SoundCloud’s traffic is tanking — fast — according to just-released data. But don’t tell that to the guys that just bailed them out.
SoundCloud has more than just money problems. According to data shared with Digital Music News this morning, it has very serious traffic problems as well.
Since January of 2016, SoundCloud’s overall traffic has dipped by roughly 25 percent, according to tracking data shared by SimilarWeb. After pushing to nearly 400 million monthly uniques in early 2016, the site has recently dipped below 300 million.
The plunge has happened after roughly 16 months. That’s a loss of about 100 million unique users a month.
Here’s a quick look at the data compiled by SimilarWeb. The chart also include Spotify and Pandora, specifically for their sites.
This only tracks web-based access, which is far less important for Spotify and Pandora. In fact, it’s the least important component for Spotify, whose access is largely app-based (either PC/Mac or mobile).
So what about app-based traffic? Unfortunately for SoundCloud, Spotify is now crushing its competitors in this realm. And this is all the nasty, cannibalistic kind of growth that analysts talk about.
Here’s a look at Android decks, with both installs and engagement tracked.
Just recently, Spotify passed on a SoundCloud acquisition, at least according to industry rumors. That rejection may have been driven by the metrics above, with Spotify doing fine on its own. After all, why buy a lunch that you’re already eating?
Incidentally, Pandora is struggling with its own turmoil, including the recent ouster of CEO Tim Westergren. But Pandora is still eclipsing SoundCloud on the app front, despite stagnant user growth and engagement.
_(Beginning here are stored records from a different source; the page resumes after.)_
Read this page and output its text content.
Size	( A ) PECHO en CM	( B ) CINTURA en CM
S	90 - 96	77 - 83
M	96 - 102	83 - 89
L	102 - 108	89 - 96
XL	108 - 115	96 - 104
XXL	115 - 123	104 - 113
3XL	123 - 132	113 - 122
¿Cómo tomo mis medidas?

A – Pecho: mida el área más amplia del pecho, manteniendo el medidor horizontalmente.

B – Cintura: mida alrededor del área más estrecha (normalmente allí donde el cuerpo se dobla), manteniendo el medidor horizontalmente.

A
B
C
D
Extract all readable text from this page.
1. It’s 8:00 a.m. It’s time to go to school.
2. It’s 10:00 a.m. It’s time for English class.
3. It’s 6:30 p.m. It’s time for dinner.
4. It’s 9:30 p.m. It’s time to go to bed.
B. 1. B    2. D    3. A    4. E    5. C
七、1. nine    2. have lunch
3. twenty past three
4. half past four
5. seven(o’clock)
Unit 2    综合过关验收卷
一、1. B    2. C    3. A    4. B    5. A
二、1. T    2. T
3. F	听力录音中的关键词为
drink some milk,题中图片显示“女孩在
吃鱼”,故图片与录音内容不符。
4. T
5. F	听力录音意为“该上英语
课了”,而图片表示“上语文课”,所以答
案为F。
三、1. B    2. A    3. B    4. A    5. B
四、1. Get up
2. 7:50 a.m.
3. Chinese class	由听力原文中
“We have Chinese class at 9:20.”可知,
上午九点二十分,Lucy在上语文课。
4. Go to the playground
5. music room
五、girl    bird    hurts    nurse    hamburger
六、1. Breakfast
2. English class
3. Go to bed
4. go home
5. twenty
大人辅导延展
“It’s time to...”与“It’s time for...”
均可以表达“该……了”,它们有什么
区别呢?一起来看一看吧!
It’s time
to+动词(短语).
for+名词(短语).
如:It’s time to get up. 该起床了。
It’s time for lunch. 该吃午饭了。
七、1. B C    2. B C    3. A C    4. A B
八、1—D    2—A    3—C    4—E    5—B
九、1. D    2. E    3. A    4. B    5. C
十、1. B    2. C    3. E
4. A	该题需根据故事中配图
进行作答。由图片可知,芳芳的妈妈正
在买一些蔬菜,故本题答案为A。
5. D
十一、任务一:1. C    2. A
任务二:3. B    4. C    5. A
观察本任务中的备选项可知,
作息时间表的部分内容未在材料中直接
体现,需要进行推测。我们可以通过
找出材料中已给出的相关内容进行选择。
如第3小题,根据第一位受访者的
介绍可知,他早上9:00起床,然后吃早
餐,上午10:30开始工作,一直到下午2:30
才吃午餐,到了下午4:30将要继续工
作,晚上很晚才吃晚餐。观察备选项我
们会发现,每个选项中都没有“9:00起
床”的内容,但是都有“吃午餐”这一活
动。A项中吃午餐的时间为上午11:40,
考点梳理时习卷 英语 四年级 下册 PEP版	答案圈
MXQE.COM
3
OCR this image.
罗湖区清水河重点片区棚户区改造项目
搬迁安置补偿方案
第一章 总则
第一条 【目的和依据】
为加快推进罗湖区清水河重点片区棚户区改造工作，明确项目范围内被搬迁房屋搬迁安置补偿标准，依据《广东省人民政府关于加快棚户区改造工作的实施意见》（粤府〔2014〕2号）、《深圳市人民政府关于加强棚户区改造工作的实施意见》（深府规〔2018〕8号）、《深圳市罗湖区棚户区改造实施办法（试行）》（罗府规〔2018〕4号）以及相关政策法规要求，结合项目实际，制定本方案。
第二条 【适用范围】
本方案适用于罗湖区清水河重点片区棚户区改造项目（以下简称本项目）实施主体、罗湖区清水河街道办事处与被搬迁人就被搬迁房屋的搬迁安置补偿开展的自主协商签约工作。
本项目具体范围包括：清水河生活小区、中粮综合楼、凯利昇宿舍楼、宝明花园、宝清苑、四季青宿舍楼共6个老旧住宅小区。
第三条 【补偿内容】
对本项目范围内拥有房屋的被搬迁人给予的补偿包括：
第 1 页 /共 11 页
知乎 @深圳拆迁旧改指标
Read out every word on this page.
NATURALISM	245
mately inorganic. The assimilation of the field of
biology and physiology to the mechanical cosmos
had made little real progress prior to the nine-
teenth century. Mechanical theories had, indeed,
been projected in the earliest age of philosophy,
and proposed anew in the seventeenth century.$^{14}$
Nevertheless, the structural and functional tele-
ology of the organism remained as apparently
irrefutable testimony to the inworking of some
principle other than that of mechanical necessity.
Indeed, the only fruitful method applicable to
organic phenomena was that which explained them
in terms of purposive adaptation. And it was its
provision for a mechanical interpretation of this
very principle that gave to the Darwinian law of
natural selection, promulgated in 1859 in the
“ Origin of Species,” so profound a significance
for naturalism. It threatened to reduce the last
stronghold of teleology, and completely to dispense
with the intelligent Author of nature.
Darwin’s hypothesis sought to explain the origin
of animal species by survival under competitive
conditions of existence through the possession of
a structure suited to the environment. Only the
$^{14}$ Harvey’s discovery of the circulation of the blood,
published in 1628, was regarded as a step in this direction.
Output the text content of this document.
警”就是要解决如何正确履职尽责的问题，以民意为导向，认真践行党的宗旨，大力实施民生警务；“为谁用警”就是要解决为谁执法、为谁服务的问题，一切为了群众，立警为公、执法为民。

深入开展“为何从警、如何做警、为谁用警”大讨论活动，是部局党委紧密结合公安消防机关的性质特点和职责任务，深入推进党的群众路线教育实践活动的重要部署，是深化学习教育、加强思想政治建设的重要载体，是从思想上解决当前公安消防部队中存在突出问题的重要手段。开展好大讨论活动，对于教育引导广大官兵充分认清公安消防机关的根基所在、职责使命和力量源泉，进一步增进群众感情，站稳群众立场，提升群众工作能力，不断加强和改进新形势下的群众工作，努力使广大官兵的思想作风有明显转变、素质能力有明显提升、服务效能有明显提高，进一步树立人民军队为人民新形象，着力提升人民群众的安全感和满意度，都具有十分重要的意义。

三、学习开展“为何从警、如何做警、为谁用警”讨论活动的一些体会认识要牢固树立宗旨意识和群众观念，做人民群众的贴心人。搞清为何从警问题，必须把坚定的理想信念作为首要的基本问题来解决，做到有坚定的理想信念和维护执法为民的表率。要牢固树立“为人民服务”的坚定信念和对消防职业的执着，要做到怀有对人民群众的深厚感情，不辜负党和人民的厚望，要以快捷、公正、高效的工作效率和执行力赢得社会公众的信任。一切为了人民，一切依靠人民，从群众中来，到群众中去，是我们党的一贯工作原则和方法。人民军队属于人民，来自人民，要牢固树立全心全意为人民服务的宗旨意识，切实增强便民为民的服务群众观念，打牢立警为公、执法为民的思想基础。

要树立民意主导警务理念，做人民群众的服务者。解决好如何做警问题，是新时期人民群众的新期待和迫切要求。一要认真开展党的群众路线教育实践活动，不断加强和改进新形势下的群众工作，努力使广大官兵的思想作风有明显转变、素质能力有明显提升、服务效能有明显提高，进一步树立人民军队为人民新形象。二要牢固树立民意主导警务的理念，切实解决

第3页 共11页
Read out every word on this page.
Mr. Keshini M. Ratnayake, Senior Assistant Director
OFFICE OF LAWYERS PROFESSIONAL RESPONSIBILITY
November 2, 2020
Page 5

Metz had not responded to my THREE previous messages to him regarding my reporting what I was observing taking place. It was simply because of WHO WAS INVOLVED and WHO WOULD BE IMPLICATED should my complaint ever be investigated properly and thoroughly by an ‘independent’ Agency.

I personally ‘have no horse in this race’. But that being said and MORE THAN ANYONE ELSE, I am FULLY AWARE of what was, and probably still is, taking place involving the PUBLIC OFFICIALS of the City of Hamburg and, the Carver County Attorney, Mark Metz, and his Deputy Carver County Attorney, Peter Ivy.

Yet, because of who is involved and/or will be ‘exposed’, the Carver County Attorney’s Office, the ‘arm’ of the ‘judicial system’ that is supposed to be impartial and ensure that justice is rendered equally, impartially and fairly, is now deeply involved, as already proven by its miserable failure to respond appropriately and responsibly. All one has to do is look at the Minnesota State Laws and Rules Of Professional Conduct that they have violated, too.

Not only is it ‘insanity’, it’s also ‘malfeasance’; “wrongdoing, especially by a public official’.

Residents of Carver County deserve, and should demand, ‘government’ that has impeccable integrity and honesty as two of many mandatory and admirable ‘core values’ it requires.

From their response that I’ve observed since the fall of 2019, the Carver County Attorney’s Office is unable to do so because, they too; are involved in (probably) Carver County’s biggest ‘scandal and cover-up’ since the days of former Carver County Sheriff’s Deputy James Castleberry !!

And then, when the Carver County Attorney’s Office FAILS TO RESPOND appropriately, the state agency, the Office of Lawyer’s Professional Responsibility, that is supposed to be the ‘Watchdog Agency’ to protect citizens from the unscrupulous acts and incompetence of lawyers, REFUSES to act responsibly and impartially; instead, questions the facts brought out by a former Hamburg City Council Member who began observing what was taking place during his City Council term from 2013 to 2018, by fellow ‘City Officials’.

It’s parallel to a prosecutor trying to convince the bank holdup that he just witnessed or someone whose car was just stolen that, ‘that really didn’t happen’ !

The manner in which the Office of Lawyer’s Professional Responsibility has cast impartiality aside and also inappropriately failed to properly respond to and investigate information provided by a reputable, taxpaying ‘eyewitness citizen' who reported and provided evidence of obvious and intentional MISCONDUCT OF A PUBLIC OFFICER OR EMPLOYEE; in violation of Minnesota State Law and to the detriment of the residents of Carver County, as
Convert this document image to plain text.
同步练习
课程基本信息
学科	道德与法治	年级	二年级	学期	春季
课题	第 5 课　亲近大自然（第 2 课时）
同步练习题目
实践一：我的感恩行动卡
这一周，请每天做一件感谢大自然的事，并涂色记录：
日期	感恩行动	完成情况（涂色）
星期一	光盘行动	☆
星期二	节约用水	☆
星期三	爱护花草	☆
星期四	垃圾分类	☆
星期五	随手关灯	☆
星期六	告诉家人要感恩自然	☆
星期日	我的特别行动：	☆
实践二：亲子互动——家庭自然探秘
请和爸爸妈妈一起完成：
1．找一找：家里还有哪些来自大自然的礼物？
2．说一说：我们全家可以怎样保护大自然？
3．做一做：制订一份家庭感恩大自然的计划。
Meanwhile, the mess around SoundCloud is reaching do-or-die status.
Just recently, the company managed to secure a $170 million rescue bailout, but not without significant compromises from existing investors. That included a serious leadership shakeup, with company founder Alexander Ljung stripped of his CEO stripes. And that was just one of several serious changes.
Now, it’s up to incoming CEO Kerry Trainor to steer the ship away from the rocks — and try to reclaim an audience that’s quickly waving bye-bye.